The Dreamliner 787 has been hit by six incidents in 10 days, the most recent the emergency landing of Japan's All Nippon Airways outside Tokyo. As a result Europe, Japan and India have joined the US in grounding their fleets of Dreamliner 787s, which Boeing has spent billions of dollars on and touted as the future of air travel.
Despite the fall in sales bosses at Airbus, which employs 4,00 people at its Filton plant, is still upbeat and is predicting its new A350 plane, which will rival the Dreamliner, will help it in the fight for sales.
It is on schedule to make its maiden flight at the end of June or beginning of July.

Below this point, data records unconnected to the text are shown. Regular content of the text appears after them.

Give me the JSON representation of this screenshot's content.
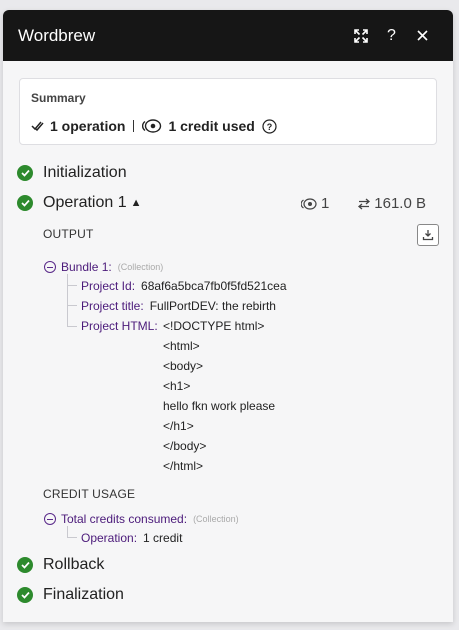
{
  "header": {
    "title": "Wordbrew"
  },
  "summary": {
    "label": "Summary",
    "operations": "1 operation",
    "credits": "1 credit used"
  },
  "steps": {
    "initialization": "Initialization",
    "operation": "Operation 1",
    "rollback": "Rollback",
    "finalization": "Finalization"
  },
  "op_stats": {
    "operations": "1",
    "size": "161.0 B"
  },
  "output": {
    "heading": "OUTPUT",
    "bundle_label": "Bundle 1:",
    "bundle_type": "(Collection)",
    "project_id_key": "Project Id:",
    "project_id_value": "68af6a5bca7fb0f5fd521cea",
    "project_title_key": "Project title:",
    "project_title_value": "FullPortDEV: the rebirth",
    "project_html_key": "Project HTML:",
    "html_lines": [
      "<!DOCTYPE html>",
      "<html>",
      "<body>",
      "<h1>",
      "hello fkn work please",
      "</h1>",
      "</body>",
      "</html>"
    ]
  },
  "credit_usage": {
    "heading": "CREDIT USAGE",
    "total_label": "Total credits consumed:",
    "total_type": "(Collection)",
    "operation_key": "Operation:",
    "operation_value": "1 credit"
  },
  "colors": {
    "header_bg": "#161616",
    "success": "#2d8a2d",
    "key": "#4b1a7a"
  }
}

Fabrice Bregier, new boss of the firm, said: "We have made reasonable good progress on the A350 but I will keep cautious until the end.
"For the first flight, we expect it by mid of this year which is a big milestone, mid means end of June or early July. We are not optimistic nor pessimistic but realistic.
"I am very humble. Lots of risks are behind us but I am more interested in what is in front of us."
Mr Bregier said that Airbus had beaten its own targets in terms of new orders booked and of completed aircraft delivered.
He said: "When we do better than expected we can be satisfied. When we see we are still in the leading position on neo market, we can be satisfied.
"We started earlier with a good product. If we do the right job and I plan to do the right job, it is a huge advantage."
The airline has employed an extra 7,000 people in the last two years, hiring 10,000 while 3,000 have left for normal reasons.
The order book at Airbus currently stands at 4,682 planes – the equivalent of about eight years of production work. The company now employs 59,000 people and expects to recruit 3,000 this year.